Because it's redundant. The word "how" already contains the idea that you're speaking about the "quality" of the thing you're showing. Quality in the original sense of the word, meaning "the distinctive character of something".
The word "like" is used to express that you're comparing one thing to another in ragards to the distinctive characater of the other thing, but you've already established you're doing that with the word "how".
There are a few things in the books that are somewhat interesting, but it's always just an idea, and it never gets explored nor does it have any consequences. Kind of like a teaser to a better story than you're currently reading.
For me, the early days of my time on Lemmy highlighted what I'd been missing from Reddit: quality discussions light on dog-piling, circle jerking, and holier-than-thou partisan clique bullshit.
These have all come to Lemmy in force with the migration, so now I'm plenty happy on either platform with a "block early, block often" strategy. It ends up just as low-stress.
Yes yes and yes! I feel the same. Memes and normal conversations, without having someone to post a reference from a movie or series or even type their life time experience.
I got to say I'm weak and still go there 50% of the time. But my app is still working charge free so that I can still avoid deleting it. I think shifting participation to Lemmy is the long run goal. I'm on my way.
I'm not up to 50% (maybe my app being toast is part of that) but I do still visit more than I'd like. I've pretty much accepted at this point that it's the only place for certain niche discussion. I went cold turkey on participation, though. I can't help Reddit die if I'm still putting content on it (and I have full ad-blocking and domain-level JS blocking to keep ads away).
Same. I find some answers helpful but I will not touch the UI. I have a feeling they'll start doing some manipulative shit trying to get people to participate.
Try posting those questions on Lemmy so we can build up our own answers. I'm subscribed to a lot of communities that seem full of people ready to help, but no one that needs help.

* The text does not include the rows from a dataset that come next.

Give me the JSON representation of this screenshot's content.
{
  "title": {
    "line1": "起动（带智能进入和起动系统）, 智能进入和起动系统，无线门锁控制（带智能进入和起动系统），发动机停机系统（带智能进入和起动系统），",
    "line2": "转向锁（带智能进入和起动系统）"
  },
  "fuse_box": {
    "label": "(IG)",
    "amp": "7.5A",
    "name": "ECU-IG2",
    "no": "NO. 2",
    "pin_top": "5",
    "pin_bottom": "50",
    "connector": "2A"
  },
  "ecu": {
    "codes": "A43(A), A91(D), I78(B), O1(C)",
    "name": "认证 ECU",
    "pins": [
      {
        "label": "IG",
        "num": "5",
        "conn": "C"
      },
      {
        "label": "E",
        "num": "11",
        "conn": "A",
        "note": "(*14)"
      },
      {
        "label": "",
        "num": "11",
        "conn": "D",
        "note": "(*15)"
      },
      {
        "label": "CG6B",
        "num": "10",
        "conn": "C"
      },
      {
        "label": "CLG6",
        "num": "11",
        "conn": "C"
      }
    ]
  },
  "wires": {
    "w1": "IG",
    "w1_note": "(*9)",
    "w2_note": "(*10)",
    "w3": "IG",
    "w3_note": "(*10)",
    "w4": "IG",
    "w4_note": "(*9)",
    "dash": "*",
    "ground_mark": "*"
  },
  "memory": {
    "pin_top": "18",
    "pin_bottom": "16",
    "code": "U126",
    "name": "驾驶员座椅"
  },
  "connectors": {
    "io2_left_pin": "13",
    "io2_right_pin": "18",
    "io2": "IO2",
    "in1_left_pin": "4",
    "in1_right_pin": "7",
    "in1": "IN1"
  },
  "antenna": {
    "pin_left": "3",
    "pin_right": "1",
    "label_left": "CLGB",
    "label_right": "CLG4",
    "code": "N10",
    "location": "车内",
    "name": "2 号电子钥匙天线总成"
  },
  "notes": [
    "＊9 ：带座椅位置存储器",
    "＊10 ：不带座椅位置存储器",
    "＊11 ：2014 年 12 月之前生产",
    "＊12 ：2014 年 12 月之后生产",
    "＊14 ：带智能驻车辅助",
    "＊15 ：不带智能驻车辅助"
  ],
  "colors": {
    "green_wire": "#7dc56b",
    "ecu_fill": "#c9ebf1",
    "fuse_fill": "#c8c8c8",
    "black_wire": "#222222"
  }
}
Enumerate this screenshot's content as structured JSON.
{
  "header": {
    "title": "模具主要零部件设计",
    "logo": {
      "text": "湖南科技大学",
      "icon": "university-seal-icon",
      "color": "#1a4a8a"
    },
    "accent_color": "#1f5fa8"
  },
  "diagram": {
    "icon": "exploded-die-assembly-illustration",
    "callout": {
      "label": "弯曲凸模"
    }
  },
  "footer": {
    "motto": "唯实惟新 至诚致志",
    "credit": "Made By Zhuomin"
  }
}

I do feel a little bit superior since I’m using Lemmy, especially when I meet some I-don-t-give-a-shit Reddit user but the feeling I got most is happiness.
I've been Reddit free for a couple years now, after Reddit deplatformed me for planning a peaceful protest of the yearly Billionaire's Summer Camp in Sun Valley, Idaho. It's where Billionaires give there marching orders to the Operation Mockingbird media.
Quitting Reddit is way harder than any other addiction I've experienced, because it plays on the collectivism that is hardwired into us. It's why they peddle it to kids like the tobacco, alcohol and gambling industries before them. Get them while they are young, and there brains aren't developed enough to build up self-control!
It's not just Reddit though, Twitter, Facebook, Youtube, Instagram, etc, etc, etc all do the same things to varying levels. I highly encourage everyone to watch the Documovie The Social Dilema. The only way to free ourselves of this new form of digital slavery is to educate people on the dangers our such technology.